Trolling victim wins case against Facebook
The word “troll” has been adopted to identify individuals who post inflammatory comments on online discussion forums, chat rooms or blogs with the primary aim of provoking an emotional response from readers. Most of us are now familiar with this term and aware that messages posted by trolls are sometimes malicious and can lead to the bullying and harassment of innocent individuals.
There have been recent cases where the police and the Crown Prosecution Service (CPS) have brought trolls before the courts. One of the most publicised cases concerned a student from south Wales who was jailed for 56 days for mocking footballer Fabrice Muamba on Twitter after he collapsed with a heart attack.
What happens if you become subject to abuse by a troll and the police or the CPS fail to take action? Can you identify a troll who is tormenting you anonymously and pursue a claim against them yourself?

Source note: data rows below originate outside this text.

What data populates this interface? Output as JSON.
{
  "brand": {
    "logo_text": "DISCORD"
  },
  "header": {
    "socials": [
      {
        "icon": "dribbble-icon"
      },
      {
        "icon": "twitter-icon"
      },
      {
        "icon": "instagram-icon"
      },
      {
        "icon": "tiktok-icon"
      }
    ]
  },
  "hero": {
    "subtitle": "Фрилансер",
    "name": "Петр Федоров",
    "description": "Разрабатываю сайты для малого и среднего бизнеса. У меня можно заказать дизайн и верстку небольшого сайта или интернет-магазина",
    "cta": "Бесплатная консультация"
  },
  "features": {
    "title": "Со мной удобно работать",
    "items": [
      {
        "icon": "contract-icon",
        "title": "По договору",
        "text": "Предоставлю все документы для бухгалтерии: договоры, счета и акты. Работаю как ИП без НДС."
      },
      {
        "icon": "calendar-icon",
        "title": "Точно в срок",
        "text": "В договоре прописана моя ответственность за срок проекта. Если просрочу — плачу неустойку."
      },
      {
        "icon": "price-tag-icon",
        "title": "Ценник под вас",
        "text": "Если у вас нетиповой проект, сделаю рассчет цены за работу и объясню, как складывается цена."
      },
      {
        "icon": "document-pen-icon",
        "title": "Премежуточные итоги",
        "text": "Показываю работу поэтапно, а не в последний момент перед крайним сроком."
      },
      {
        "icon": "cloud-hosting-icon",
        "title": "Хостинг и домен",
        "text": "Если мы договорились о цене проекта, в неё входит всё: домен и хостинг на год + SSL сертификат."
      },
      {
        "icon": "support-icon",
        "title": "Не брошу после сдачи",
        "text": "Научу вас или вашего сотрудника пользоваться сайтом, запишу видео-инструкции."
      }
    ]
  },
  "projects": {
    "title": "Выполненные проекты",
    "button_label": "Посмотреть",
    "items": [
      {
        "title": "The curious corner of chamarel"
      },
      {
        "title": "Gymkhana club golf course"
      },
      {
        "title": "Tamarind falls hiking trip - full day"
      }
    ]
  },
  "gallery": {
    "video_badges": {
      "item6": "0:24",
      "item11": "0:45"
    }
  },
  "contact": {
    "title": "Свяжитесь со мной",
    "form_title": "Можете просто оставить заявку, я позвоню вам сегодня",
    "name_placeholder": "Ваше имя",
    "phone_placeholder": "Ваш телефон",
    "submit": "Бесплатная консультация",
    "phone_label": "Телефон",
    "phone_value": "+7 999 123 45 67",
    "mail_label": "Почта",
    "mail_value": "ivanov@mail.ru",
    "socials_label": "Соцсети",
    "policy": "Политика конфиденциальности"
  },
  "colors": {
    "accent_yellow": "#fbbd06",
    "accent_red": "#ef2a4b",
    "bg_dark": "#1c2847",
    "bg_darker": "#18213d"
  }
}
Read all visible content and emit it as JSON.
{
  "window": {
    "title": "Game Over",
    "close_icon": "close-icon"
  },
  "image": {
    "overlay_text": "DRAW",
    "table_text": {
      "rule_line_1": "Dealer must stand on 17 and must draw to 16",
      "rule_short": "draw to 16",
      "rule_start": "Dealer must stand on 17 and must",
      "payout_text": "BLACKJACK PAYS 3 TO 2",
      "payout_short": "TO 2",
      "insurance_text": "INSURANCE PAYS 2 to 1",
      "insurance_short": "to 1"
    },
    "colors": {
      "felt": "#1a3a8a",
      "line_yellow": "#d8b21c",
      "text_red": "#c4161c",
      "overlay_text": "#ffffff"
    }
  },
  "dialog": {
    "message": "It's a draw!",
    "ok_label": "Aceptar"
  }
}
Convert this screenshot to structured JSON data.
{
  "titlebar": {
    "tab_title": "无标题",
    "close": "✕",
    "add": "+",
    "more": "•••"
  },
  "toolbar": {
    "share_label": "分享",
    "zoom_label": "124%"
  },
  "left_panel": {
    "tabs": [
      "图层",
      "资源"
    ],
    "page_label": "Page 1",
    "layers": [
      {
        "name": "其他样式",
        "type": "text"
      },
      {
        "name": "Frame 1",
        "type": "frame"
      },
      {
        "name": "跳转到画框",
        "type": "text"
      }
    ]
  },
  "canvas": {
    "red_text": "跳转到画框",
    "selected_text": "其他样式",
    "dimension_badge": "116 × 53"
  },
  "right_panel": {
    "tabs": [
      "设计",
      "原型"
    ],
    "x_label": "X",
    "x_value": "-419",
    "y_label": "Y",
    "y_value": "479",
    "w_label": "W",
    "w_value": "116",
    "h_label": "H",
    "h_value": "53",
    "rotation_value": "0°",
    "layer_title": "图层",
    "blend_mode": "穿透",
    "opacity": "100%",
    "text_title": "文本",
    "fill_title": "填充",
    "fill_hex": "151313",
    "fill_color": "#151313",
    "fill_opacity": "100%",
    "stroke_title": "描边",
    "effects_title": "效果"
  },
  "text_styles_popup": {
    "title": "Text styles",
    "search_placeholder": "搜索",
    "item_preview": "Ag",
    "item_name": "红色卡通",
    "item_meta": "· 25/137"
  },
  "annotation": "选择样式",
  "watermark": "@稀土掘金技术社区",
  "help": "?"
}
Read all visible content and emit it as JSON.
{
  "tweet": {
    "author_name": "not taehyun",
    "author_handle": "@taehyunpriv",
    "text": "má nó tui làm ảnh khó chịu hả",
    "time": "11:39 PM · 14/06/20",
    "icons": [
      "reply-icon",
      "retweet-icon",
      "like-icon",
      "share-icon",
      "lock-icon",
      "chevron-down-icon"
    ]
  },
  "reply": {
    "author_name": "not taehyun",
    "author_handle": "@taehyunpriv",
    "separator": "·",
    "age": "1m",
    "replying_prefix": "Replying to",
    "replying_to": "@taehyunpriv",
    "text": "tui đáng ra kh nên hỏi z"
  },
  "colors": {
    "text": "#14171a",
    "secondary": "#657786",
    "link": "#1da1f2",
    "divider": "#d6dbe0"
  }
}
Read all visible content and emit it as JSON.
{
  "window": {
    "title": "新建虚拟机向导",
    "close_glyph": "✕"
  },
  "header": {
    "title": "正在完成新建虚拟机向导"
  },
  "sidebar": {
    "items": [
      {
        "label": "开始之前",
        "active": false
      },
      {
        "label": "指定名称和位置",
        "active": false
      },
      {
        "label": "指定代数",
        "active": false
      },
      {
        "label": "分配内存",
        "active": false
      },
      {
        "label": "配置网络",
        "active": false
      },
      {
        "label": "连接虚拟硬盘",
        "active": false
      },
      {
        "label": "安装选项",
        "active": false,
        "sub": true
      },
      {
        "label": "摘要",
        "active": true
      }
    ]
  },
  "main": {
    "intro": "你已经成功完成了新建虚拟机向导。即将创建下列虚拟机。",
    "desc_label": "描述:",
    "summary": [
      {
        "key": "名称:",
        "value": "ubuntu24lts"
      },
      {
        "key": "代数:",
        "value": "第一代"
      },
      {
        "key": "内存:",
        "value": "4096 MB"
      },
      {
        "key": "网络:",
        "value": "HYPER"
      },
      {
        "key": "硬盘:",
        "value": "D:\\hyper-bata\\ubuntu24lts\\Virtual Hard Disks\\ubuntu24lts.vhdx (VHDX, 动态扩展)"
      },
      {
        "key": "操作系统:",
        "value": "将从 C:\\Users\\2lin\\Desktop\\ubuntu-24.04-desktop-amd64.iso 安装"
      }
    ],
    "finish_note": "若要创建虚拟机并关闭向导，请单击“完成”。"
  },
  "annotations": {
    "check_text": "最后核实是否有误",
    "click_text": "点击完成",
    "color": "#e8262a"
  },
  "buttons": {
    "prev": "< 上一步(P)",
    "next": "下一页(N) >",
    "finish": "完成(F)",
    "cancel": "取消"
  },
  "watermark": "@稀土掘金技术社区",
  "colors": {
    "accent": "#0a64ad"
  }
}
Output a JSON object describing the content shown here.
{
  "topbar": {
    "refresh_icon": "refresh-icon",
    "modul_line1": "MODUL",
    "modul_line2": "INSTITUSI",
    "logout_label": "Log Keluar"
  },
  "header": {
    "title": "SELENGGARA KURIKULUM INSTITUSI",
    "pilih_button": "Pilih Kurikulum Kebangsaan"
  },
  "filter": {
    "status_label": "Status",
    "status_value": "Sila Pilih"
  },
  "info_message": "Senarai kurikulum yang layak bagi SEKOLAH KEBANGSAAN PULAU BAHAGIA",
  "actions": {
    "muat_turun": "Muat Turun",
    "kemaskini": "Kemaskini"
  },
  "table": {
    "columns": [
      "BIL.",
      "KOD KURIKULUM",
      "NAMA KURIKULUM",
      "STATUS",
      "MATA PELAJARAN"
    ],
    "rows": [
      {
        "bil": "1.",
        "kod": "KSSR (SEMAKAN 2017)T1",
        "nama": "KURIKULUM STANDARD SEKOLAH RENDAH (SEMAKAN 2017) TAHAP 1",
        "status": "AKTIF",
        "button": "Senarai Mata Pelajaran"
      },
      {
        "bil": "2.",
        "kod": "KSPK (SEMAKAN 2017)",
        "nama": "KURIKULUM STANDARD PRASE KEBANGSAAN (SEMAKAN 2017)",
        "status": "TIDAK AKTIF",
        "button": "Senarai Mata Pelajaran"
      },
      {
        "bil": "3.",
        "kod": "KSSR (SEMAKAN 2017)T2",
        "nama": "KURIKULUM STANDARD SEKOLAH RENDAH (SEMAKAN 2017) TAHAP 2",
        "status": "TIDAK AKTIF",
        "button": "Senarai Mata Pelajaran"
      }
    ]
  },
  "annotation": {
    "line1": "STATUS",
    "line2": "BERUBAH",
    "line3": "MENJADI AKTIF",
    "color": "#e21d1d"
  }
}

A recent case has shown that it is possible for individuals to force social network sites to disclose the identities of trolls.
The case involved Nicola Brookes, a 45 year old mum who faced “vicious and depraved” abuse on Facebook after she posted a comment supporting former X Factor contestant Frankie Cocozza when he left the show last year. Ms Brookes won a landmark legal case against Facebook forcing them to hand over details of those who made the comments against her. She now hopes to pursue private prosecutions against those that abused her online despite the harassment against her escalating since her victory.
The ruling in favour of Ms Brookes is very welcome in a world where cyber bullying has become the “weapon of choice” amongst children and young people and, if Ms Brookes is successful in bringing those that have harassed her to justice, it should hopefully serve as a deterrent to other trolls. However, given the huge numbers of people that are being bullied online on a daily basis, we need more than one brave mother tackling these individuals. As the police do not have the resources to deal with the problem effectively, more responsibility needs to be placed on the operators of social network sites to take action against trolls.